I appreciate your work. It is meaningful and contributes to mankind.

@Pixley oh i have just read that is you who pass the pages. Amazing.
Sorry for my bad english

@Pixley aaaa this is beautiful

i've done a bit of digitizing on similar setups but never anything nearly as nice as this

@Pixley hmmm, according to you'll digitize a 478 page book for under $30? assuming a single pair of pages is one image, at $0.12 / image? :breadthink:

@hmaon well, sort of, that's for library partners, not a person off the street who wants one item digitized, I don't really know how you would go about getting one specific item digitized, other than asking a university or library close to you to do it

@Pixley Oh, interesting. I guess I do have a librarian in the family, I should ask her about it.

FWIW, the book is the very 1978 edition pictured. It's a Soviet book for young radio nerds, from the vacuum tube era.

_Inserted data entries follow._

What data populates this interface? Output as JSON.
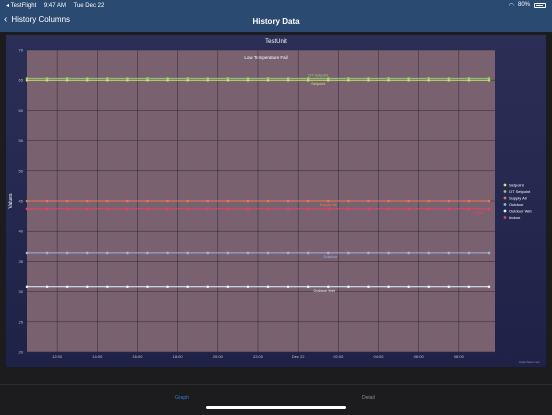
{
  "status": {
    "carrier": "◂ TestFlight",
    "time": "9:47 AM",
    "date": "Tue Dec 22",
    "battery": "80%"
  },
  "nav": {
    "back_label": "History Columns",
    "title": "History Data"
  },
  "chart_data": {
    "type": "line",
    "title": "TestUnit",
    "subtitle": "Low Temperature Fail",
    "ylabel": "Values",
    "ylim": [
      20,
      70
    ],
    "y_ticks": [
      "20",
      "25",
      "30",
      "35",
      "40",
      "45",
      "50",
      "55",
      "60",
      "65",
      "70"
    ],
    "x_ticks": [
      "12:00",
      "14:00",
      "16:00",
      "18:00",
      "20:00",
      "22:00",
      "Dec 22",
      "02:00",
      "04:00",
      "06:00",
      "08:00"
    ],
    "x_tick_hours": [
      12,
      14,
      16,
      18,
      20,
      22,
      24,
      26,
      28,
      30,
      32
    ],
    "xlim": [
      10.5,
      33.8
    ],
    "point_hours": [
      10.5,
      11.5,
      12.5,
      13.5,
      14.5,
      15.5,
      16.5,
      17.5,
      18.5,
      19.5,
      20.5,
      21.5,
      22.5,
      23.5,
      24.5,
      25.5,
      26.5,
      27.5,
      28.5,
      29.5,
      30.5,
      31.5,
      32.5,
      33.5
    ],
    "series": [
      {
        "name": "Setpoint",
        "color": "#c8e86a",
        "value": 65,
        "label": "Setpoint",
        "label_hour": 25.0
      },
      {
        "name": "OT Setpoint",
        "color": "#8fd16a",
        "value": 65.3,
        "label": "OT Setpoint",
        "label_hour": 25.0
      },
      {
        "name": "Supply Air",
        "color": "#e8785a",
        "value": 45,
        "label": "Supply Air",
        "label_hour": 25.5
      },
      {
        "name": "Outdoor",
        "color": "#9fb3e0",
        "value": 36.4,
        "label": "Outdoor",
        "label_hour": 25.6
      },
      {
        "name": "Outdoor Wet",
        "color": "#e6f2ff",
        "value": 30.8,
        "label": "Outdoor Wet",
        "label_hour": 25.3
      },
      {
        "name": "Indoor",
        "color": "#e2456a",
        "value": 43.7,
        "label": "Indoor",
        "label_hour": 33.0
      }
    ],
    "legend_position": "right",
    "grid": true,
    "credit": "Highcharts.com"
  },
  "tabs": {
    "graph": "Graph",
    "detail": "Detail"
  }
}
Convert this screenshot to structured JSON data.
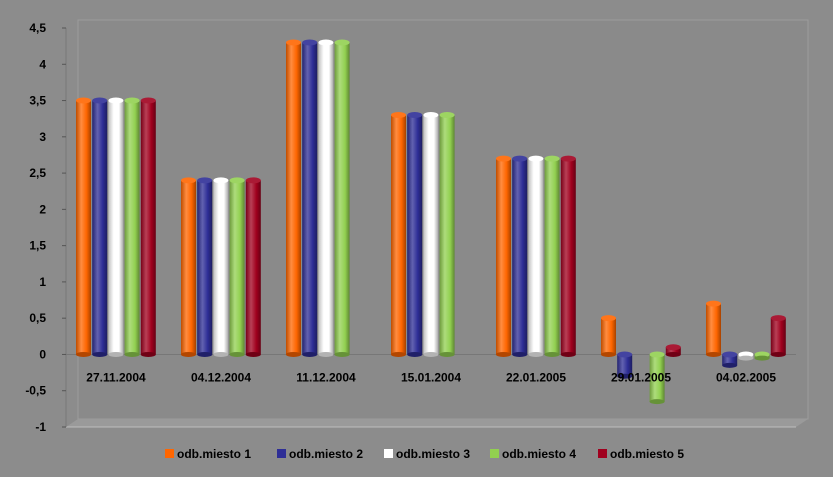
{
  "chart_data": {
    "type": "bar",
    "categories": [
      "27.11.2004",
      "04.12.2004",
      "11.12.2004",
      "15.01.2004",
      "22.01.2005",
      "29.01.2005",
      "04.02.2005"
    ],
    "series": [
      {
        "name": "odb.miesto 1",
        "color": "#ff6600",
        "values": [
          3.5,
          2.4,
          4.3,
          3.3,
          2.7,
          0.5,
          0.7
        ]
      },
      {
        "name": "odb.miesto 2",
        "color": "#2e2e96",
        "values": [
          3.5,
          2.4,
          4.3,
          3.3,
          2.7,
          -0.3,
          -0.15
        ]
      },
      {
        "name": "odb.miesto 3",
        "color": "#ffffff",
        "values": [
          3.5,
          2.4,
          4.3,
          3.3,
          2.7,
          null,
          -0.05
        ]
      },
      {
        "name": "odb.miesto 4",
        "color": "#92d050",
        "values": [
          3.5,
          2.4,
          4.3,
          3.3,
          2.7,
          -0.65,
          -0.05
        ]
      },
      {
        "name": "odb.miesto 5",
        "color": "#a0001e",
        "values": [
          3.5,
          2.4,
          null,
          null,
          2.7,
          0.1,
          0.5
        ]
      }
    ],
    "ylim": [
      -1,
      4.5
    ],
    "yticks": [
      "-1",
      "-0,5",
      "0",
      "0,5",
      "1",
      "1,5",
      "2",
      "2,5",
      "3",
      "3,5",
      "4",
      "4,5"
    ],
    "grid": false,
    "legend": "bottom",
    "title": "",
    "xlabel": "",
    "ylabel": ""
  }
}
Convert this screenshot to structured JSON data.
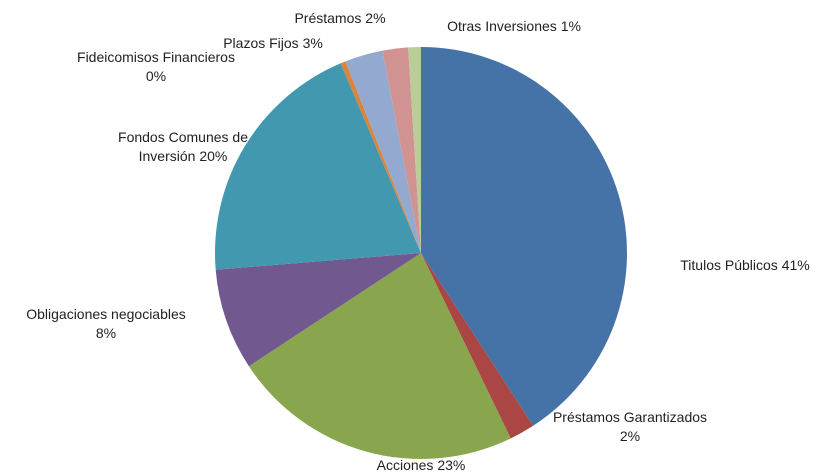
{
  "chart_data": {
    "type": "pie",
    "categories": [
      "Titulos Públicos",
      "Préstamos Garantizados",
      "Acciones",
      "Obligaciones negociables",
      "Fondos Comunes de Inversión",
      "Fideicomisos Financieros",
      "Plazos Fijos",
      "Préstamos",
      "Otras Inversiones"
    ],
    "values": [
      41,
      2,
      23,
      8,
      20,
      0.4,
      3,
      2,
      1
    ],
    "value_labels": [
      "41%",
      "2%",
      "23%",
      "8%",
      "20%",
      "0%",
      "3%",
      "2%",
      "1%"
    ],
    "colors": [
      "#4572a7",
      "#aa4643",
      "#89a54e",
      "#71588f",
      "#4198af",
      "#db843d",
      "#93a9cf",
      "#d19392",
      "#b9cd96"
    ],
    "start_angle": 0,
    "direction": "clockwise"
  }
}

Actually it also looks like some unknown party has digitized a newer edition, badly, with a flatbed scanner here:

@rstockm @pixley Intriguing! Are those things suitable for antique books? And how much do they cost?

@mararm @Pixley it depends. They operate contact-free via air-pressure. Which is good for antique books. But you‘ll want to preselect your volumes in according how easyly you can turn the pages. It sells for 25 grand.

@johnrandom no, if it was the future a robot would be turning the pages instead of me

@sky yeah, we just got the NUCs in like... January? They're nice! So tiny!

@Pixley Old and new! Can the scanners turn the pages themselves yet? That was Too Hard last time I knew.

@Pixley You're turning the pages? You are the fine fingers of futurity!

How come the glass doesn't cause reflections?

@waweic the light boxes are strapped to the front and back of the scribe, and have diffusers on them, so you only see reflections if the book being scanned is very close to the edge of the glass.